He lost half his vision to glaucoma. Now he's using AI to help spot disease — but he says tech will never replace doctors.
The diagnosis sparked the start of his healthtech startup, which uses AI to detect critical diseases.
Choi said AI can speed up and simplify screening, but it's no substitute for a doctor.
At 26, Kevin Choi got a diagnosis that changed his life: glaucoma.
It's a progressive eye disease that damages the optic nerve, often without symptoms until it's too late. By the time doctors caught it, Choi had lost half his vision.
An engineer by training — and a former rifleman in South Korea's Marine Corps — Choi thought he had a solid handle on his health.
"I was really frustrated I didn't notice that," he said.
The 2016 diagnosis still gives him "panic." But it also sparked something big.
That year, Choi teamed up with his doctor, a vitreoretinal surgeon, to cofound Mediwhale, a South Korea-based healthtech startup.
Their mission is to use AI to catch diseases before symptoms show up and cause irreversible harm.
"I'm the person who feels the value of that the most," Choi said.
The tech can screen for cardiovascular, kidney, and eye diseases through non-invasive retinal scans.
Mediwhale's technology is primarily used in South Korea, and hospitals in Dubai, Italy, and Malaysia have also adopted it.
Mediwhale said in September that it had raised $12 million in its Series A2 funding round, led by Korea Development Bank.
Choi believes AI is most powerful in the earliest stage of care: screening.
AI, he said, can help healthcare providers make faster, smarter decisions — the kind that can mean the difference between early intervention and irreversible harm.
In some conditions, "speed is the most important," Choi said. That's true for "silent killers" like heart and kidney disease, and progressive conditions like glaucoma — all of which often show no early symptoms but, unchecked, can lead to permanent damage.
For patients with chronic conditions like diabetes or obesity, the stakes are even higher. Early complications can lead to dementia, liver disease, heart problems, or kidney failure.
The earlier these risks are spotted, the more options doctors — and patients — have.
Choi said Mediwhale's AI makes it easier to triage by flagging who's low-risk, who needs monitoring, and who should see a doctor immediately.
Screening patients at the first point of contact doesn't require "very deep knowledge," Choi said. That kind of quick, low-friction risk assessment is where AI shines.

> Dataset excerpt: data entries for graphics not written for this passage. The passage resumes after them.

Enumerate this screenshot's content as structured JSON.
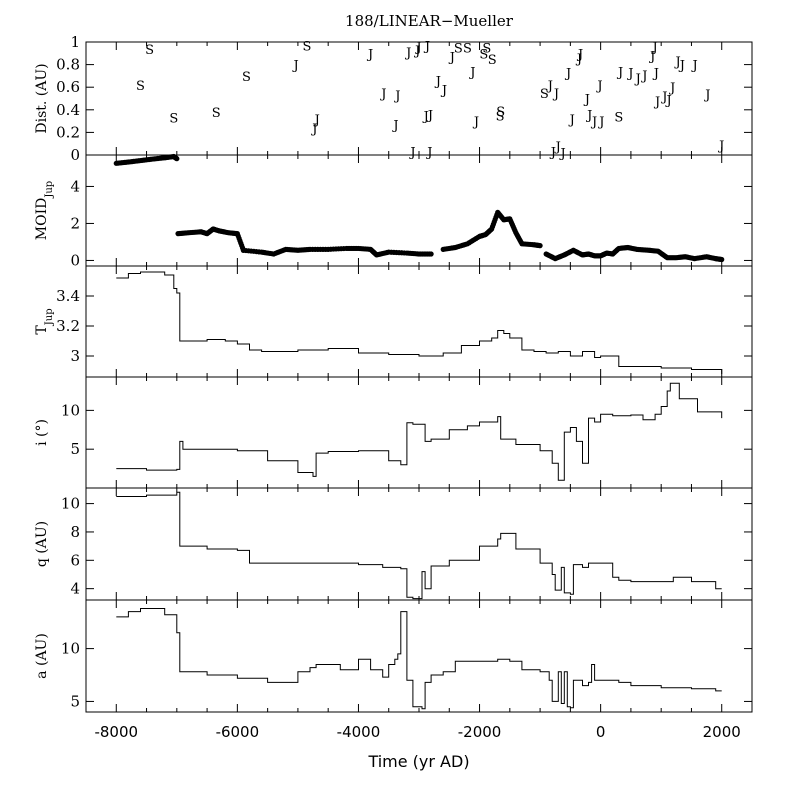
{
  "chart_data": {
    "title": "188/LINEAR−Mueller",
    "xlabel": "Time (yr AD)",
    "xlim": [
      -8500,
      2500
    ],
    "x_ticks": [
      -8000,
      -6000,
      -4000,
      -2000,
      0,
      2000
    ],
    "x_tick_labels": [
      "-8000",
      "-6000",
      "-4000",
      "-2000",
      "0",
      "2000"
    ],
    "panels": [
      {
        "id": "dist",
        "type": "scatter",
        "ylabel": "Dist. (AU)",
        "ylim": [
          0,
          1
        ],
        "y_ticks": [
          0,
          0.2,
          0.4,
          0.6,
          0.8,
          1
        ],
        "y_tick_labels": [
          "0",
          "0.2",
          "0.4",
          "0.6",
          "0.8",
          "1"
        ],
        "encounters": [
          {
            "x": -7450,
            "y": 0.94,
            "planet": "S"
          },
          {
            "x": -7600,
            "y": 0.62,
            "planet": "S"
          },
          {
            "x": -7050,
            "y": 0.33,
            "planet": "S"
          },
          {
            "x": -6350,
            "y": 0.38,
            "planet": "S"
          },
          {
            "x": -5850,
            "y": 0.7,
            "planet": "S"
          },
          {
            "x": -5030,
            "y": 0.8,
            "planet": "J"
          },
          {
            "x": -4850,
            "y": 0.97,
            "planet": "S"
          },
          {
            "x": -4680,
            "y": 0.32,
            "planet": "J"
          },
          {
            "x": -4720,
            "y": 0.24,
            "planet": "J"
          },
          {
            "x": -3800,
            "y": 0.9,
            "planet": "J"
          },
          {
            "x": -3580,
            "y": 0.55,
            "planet": "J"
          },
          {
            "x": -3350,
            "y": 0.53,
            "planet": "J"
          },
          {
            "x": -3380,
            "y": 0.27,
            "planet": "J"
          },
          {
            "x": -3170,
            "y": 0.91,
            "planet": "J"
          },
          {
            "x": -3020,
            "y": 0.93,
            "planet": "J"
          },
          {
            "x": -3000,
            "y": 0.96,
            "planet": "J"
          },
          {
            "x": -2860,
            "y": 0.97,
            "planet": "J"
          },
          {
            "x": -3100,
            "y": 0.03,
            "planet": "J"
          },
          {
            "x": -2880,
            "y": 0.35,
            "planet": "J"
          },
          {
            "x": -2810,
            "y": 0.36,
            "planet": "J"
          },
          {
            "x": -2680,
            "y": 0.66,
            "planet": "J"
          },
          {
            "x": -2580,
            "y": 0.58,
            "planet": "J"
          },
          {
            "x": -2450,
            "y": 0.87,
            "planet": "J"
          },
          {
            "x": -2350,
            "y": 0.95,
            "planet": "S"
          },
          {
            "x": -2200,
            "y": 0.95,
            "planet": "S"
          },
          {
            "x": -2110,
            "y": 0.74,
            "planet": "J"
          },
          {
            "x": -2050,
            "y": 0.3,
            "planet": "J"
          },
          {
            "x": -1880,
            "y": 0.95,
            "planet": "S"
          },
          {
            "x": -1930,
            "y": 0.9,
            "planet": "S"
          },
          {
            "x": -1790,
            "y": 0.85,
            "planet": "S"
          },
          {
            "x": -1650,
            "y": 0.39,
            "planet": "S"
          },
          {
            "x": -1660,
            "y": 0.35,
            "planet": "S"
          },
          {
            "x": -2820,
            "y": 0.03,
            "planet": "J"
          },
          {
            "x": -930,
            "y": 0.55,
            "planet": "S"
          },
          {
            "x": -830,
            "y": 0.62,
            "planet": "J"
          },
          {
            "x": -730,
            "y": 0.55,
            "planet": "J"
          },
          {
            "x": -780,
            "y": 0.03,
            "planet": "J"
          },
          {
            "x": -700,
            "y": 0.08,
            "planet": "J"
          },
          {
            "x": -620,
            "y": 0.02,
            "planet": "J"
          },
          {
            "x": -530,
            "y": 0.73,
            "planet": "J"
          },
          {
            "x": -470,
            "y": 0.32,
            "planet": "J"
          },
          {
            "x": -350,
            "y": 0.86,
            "planet": "J"
          },
          {
            "x": -330,
            "y": 0.9,
            "planet": "J"
          },
          {
            "x": -220,
            "y": 0.5,
            "planet": "J"
          },
          {
            "x": -180,
            "y": 0.36,
            "planet": "J"
          },
          {
            "x": -100,
            "y": 0.3,
            "planet": "J"
          },
          {
            "x": 20,
            "y": 0.3,
            "planet": "J"
          },
          {
            "x": -10,
            "y": 0.62,
            "planet": "J"
          },
          {
            "x": 300,
            "y": 0.34,
            "planet": "S"
          },
          {
            "x": 330,
            "y": 0.74,
            "planet": "J"
          },
          {
            "x": 500,
            "y": 0.73,
            "planet": "J"
          },
          {
            "x": 620,
            "y": 0.68,
            "planet": "J"
          },
          {
            "x": 730,
            "y": 0.71,
            "planet": "J"
          },
          {
            "x": 860,
            "y": 0.88,
            "planet": "J"
          },
          {
            "x": 900,
            "y": 0.96,
            "planet": "J"
          },
          {
            "x": 920,
            "y": 0.73,
            "planet": "J"
          },
          {
            "x": 940,
            "y": 0.48,
            "planet": "J"
          },
          {
            "x": 1060,
            "y": 0.52,
            "planet": "J"
          },
          {
            "x": 1130,
            "y": 0.49,
            "planet": "J"
          },
          {
            "x": 1190,
            "y": 0.6,
            "planet": "J"
          },
          {
            "x": 1280,
            "y": 0.83,
            "planet": "J"
          },
          {
            "x": 1350,
            "y": 0.8,
            "planet": "J"
          },
          {
            "x": 1560,
            "y": 0.8,
            "planet": "J"
          },
          {
            "x": 1770,
            "y": 0.54,
            "planet": "J"
          },
          {
            "x": 2000,
            "y": 0.09,
            "planet": "J"
          }
        ]
      },
      {
        "id": "moid",
        "type": "scatter",
        "ylabel": "MOID",
        "ylabel_subscript": "Jup",
        "ylim": [
          -0.3,
          5.7
        ],
        "y_ticks": [
          0,
          2,
          4
        ],
        "y_tick_labels": [
          "0",
          "2",
          "4"
        ],
        "segments": [
          {
            "x": [
              -8000,
              -7800,
              -7600,
              -7400,
              -7200,
              -7050,
              -7000
            ],
            "y": [
              5.25,
              5.32,
              5.4,
              5.48,
              5.55,
              5.62,
              5.5
            ]
          },
          {
            "x": [
              -6980,
              -6800,
              -6600,
              -6500,
              -6400,
              -6300,
              -6150,
              -6000,
              -5900
            ],
            "y": [
              1.45,
              1.5,
              1.55,
              1.45,
              1.7,
              1.6,
              1.5,
              1.45,
              0.55
            ]
          },
          {
            "x": [
              -5900,
              -5600,
              -5400,
              -5200,
              -5000,
              -4800,
              -4500,
              -4200,
              -4000,
              -3800,
              -3700,
              -3500,
              -3200,
              -3000,
              -2800
            ],
            "y": [
              0.55,
              0.45,
              0.35,
              0.6,
              0.55,
              0.6,
              0.6,
              0.65,
              0.65,
              0.6,
              0.3,
              0.45,
              0.4,
              0.35,
              0.35
            ]
          },
          {
            "x": [
              -2600,
              -2400,
              -2200,
              -2000,
              -1900,
              -1800,
              -1700,
              -1600,
              -1500,
              -1400,
              -1300,
              -1100,
              -1000
            ],
            "y": [
              0.6,
              0.7,
              0.9,
              1.3,
              1.4,
              1.7,
              2.6,
              2.2,
              2.25,
              1.5,
              0.9,
              0.85,
              0.8
            ]
          },
          {
            "x": [
              -900,
              -750,
              -600,
              -450,
              -300,
              -200,
              -100,
              0,
              100,
              200,
              300,
              450,
              600,
              800,
              950,
              1100,
              1250,
              1400,
              1550,
              1750,
              1900,
              2000
            ],
            "y": [
              0.35,
              0.1,
              0.3,
              0.55,
              0.3,
              0.35,
              0.25,
              0.25,
              0.4,
              0.35,
              0.65,
              0.7,
              0.6,
              0.55,
              0.5,
              0.15,
              0.15,
              0.2,
              0.1,
              0.2,
              0.1,
              0.05
            ]
          }
        ]
      },
      {
        "id": "tjup",
        "type": "line",
        "ylabel": "T",
        "ylabel_subscript": "Jup",
        "ylim": [
          2.86,
          3.6
        ],
        "y_ticks": [
          3,
          3.2,
          3.4
        ],
        "y_tick_labels": [
          "3",
          "3.2",
          "3.4"
        ],
        "x": [
          -8000,
          -7800,
          -7600,
          -7200,
          -7050,
          -7000,
          -6950,
          -6500,
          -6200,
          -6000,
          -5800,
          -5600,
          -5000,
          -4500,
          -4000,
          -3500,
          -3000,
          -2600,
          -2300,
          -2000,
          -1800,
          -1700,
          -1600,
          -1500,
          -1300,
          -1100,
          -900,
          -700,
          -500,
          -300,
          -100,
          0,
          100,
          200,
          300,
          500,
          1000,
          1500,
          2000
        ],
        "y": [
          3.52,
          3.55,
          3.56,
          3.54,
          3.45,
          3.42,
          3.1,
          3.11,
          3.1,
          3.08,
          3.04,
          3.03,
          3.04,
          3.05,
          3.02,
          3.01,
          3.0,
          3.02,
          3.07,
          3.1,
          3.12,
          3.17,
          3.15,
          3.12,
          3.04,
          3.03,
          3.02,
          3.03,
          3.0,
          3.03,
          2.99,
          3.0,
          3.0,
          3.0,
          2.93,
          2.93,
          2.92,
          2.91,
          2.88
        ]
      },
      {
        "id": "incl",
        "type": "line",
        "ylabel": "i (°)",
        "ylim": [
          0,
          14.3
        ],
        "y_ticks": [
          5,
          10
        ],
        "y_tick_labels": [
          "5",
          "10"
        ],
        "x": [
          -8000,
          -7500,
          -7000,
          -6950,
          -6900,
          -6000,
          -5500,
          -5000,
          -4750,
          -4700,
          -4500,
          -4000,
          -3500,
          -3300,
          -3200,
          -3100,
          -2900,
          -2800,
          -2500,
          -2200,
          -2000,
          -1700,
          -1650,
          -1400,
          -1000,
          -800,
          -700,
          -600,
          -500,
          -400,
          -300,
          -200,
          -100,
          0,
          200,
          500,
          700,
          900,
          1000,
          1100,
          1150,
          1300,
          1600,
          2000
        ],
        "y": [
          2.5,
          2.3,
          2.4,
          6.0,
          5.0,
          4.8,
          3.5,
          2.0,
          1.5,
          4.5,
          4.7,
          4.8,
          3.5,
          3.0,
          8.4,
          8.2,
          6.0,
          6.3,
          7.5,
          8.0,
          8.5,
          9.2,
          6.3,
          5.6,
          4.8,
          3.2,
          1.0,
          7.2,
          7.8,
          6.0,
          3.2,
          9.0,
          8.5,
          9.5,
          9.3,
          9.4,
          8.8,
          9.5,
          10.5,
          12.5,
          13.5,
          11.5,
          9.8,
          9.0
        ]
      },
      {
        "id": "q",
        "type": "line",
        "ylabel": "q (AU)",
        "ylim": [
          3.2,
          11.1
        ],
        "y_ticks": [
          4,
          6,
          8,
          10
        ],
        "y_tick_labels": [
          "4",
          "6",
          "8",
          "10"
        ],
        "x": [
          -8000,
          -7500,
          -7050,
          -7000,
          -6950,
          -6500,
          -6000,
          -5800,
          -5500,
          -5000,
          -4500,
          -4000,
          -3600,
          -3300,
          -3200,
          -3100,
          -2950,
          -2900,
          -2800,
          -2500,
          -2000,
          -1700,
          -1650,
          -1400,
          -1000,
          -800,
          -750,
          -650,
          -600,
          -500,
          -450,
          -300,
          -200,
          0,
          200,
          300,
          500,
          1000,
          1200,
          1500,
          1900,
          2000
        ],
        "y": [
          10.5,
          10.6,
          10.6,
          10.8,
          7.0,
          6.8,
          6.7,
          5.8,
          5.8,
          5.8,
          5.8,
          5.7,
          5.5,
          5.4,
          3.4,
          3.3,
          5.2,
          4.0,
          5.6,
          6.0,
          7.0,
          7.5,
          7.9,
          6.8,
          5.8,
          5.0,
          3.9,
          5.5,
          3.7,
          3.6,
          5.7,
          5.5,
          5.8,
          5.8,
          4.8,
          4.6,
          4.5,
          4.5,
          4.8,
          4.5,
          4.0,
          4.0
        ]
      },
      {
        "id": "a",
        "type": "line",
        "ylabel": "a (AU)",
        "ylim": [
          4.0,
          14.6
        ],
        "y_ticks": [
          5,
          10
        ],
        "y_tick_labels": [
          "5",
          "10"
        ],
        "x": [
          -8000,
          -7800,
          -7600,
          -7200,
          -7000,
          -6950,
          -6500,
          -6000,
          -5500,
          -5000,
          -4800,
          -4700,
          -4300,
          -4000,
          -3800,
          -3600,
          -3500,
          -3400,
          -3350,
          -3300,
          -3200,
          -3100,
          -2950,
          -2900,
          -2800,
          -2600,
          -2400,
          -2000,
          -1700,
          -1500,
          -1300,
          -1000,
          -850,
          -800,
          -700,
          -650,
          -600,
          -550,
          -500,
          -450,
          -400,
          -300,
          -200,
          -150,
          -100,
          0,
          300,
          500,
          1000,
          1500,
          1900,
          2000
        ],
        "y": [
          13.0,
          13.5,
          13.8,
          13.2,
          11.5,
          7.8,
          7.5,
          7.2,
          6.8,
          7.8,
          8.2,
          8.5,
          8.0,
          9.0,
          8.0,
          7.3,
          8.5,
          9.0,
          9.5,
          13.5,
          7.0,
          4.5,
          4.3,
          6.8,
          7.5,
          7.8,
          8.8,
          8.8,
          9.0,
          8.8,
          8.0,
          7.8,
          7.0,
          5.0,
          7.8,
          4.8,
          7.8,
          4.5,
          4.4,
          7.0,
          7.0,
          6.5,
          6.8,
          8.5,
          7.0,
          7.0,
          6.8,
          6.5,
          6.3,
          6.2,
          6.0,
          6.0
        ]
      }
    ]
  }
}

Mediwhale's tool lets patients bypass traditional procedures — including blood tests, CT scans, and ultrasounds — when screening for cardiovascular and kidney risks.
Choi also said that when patients see their risks visualized through retinal scans, they tend to take it more seriously.
Despite his belief in AI's power, Choi is clear: It's not a replacement for doctors.
Patients want to hear a human doctor's opinion and reassurance.
Choi also said that medicine is often messier than a clean dataset. While AI is "brilliant at solving defined problems," it lacks the ability to navigate nuance.
"Medicine often requires a different dimension of decision-making," he said.
For example: How will a specific treatment affect someone's life? Will they follow through? How is their emotional state affecting their condition? These are all variables that algorithms still struggle to read, but doctors can pick up. These insights "go beyond simple data points," Choi said.
And when patients push back — say, hesitating to start a new medication — doctors are trained to both understand why and guide them.
They are able to "navigate patients' irrational behaviours while still grounding decisions in quantitative data," he said.
"These are complex decision-making processes that extend far beyond simply processing information."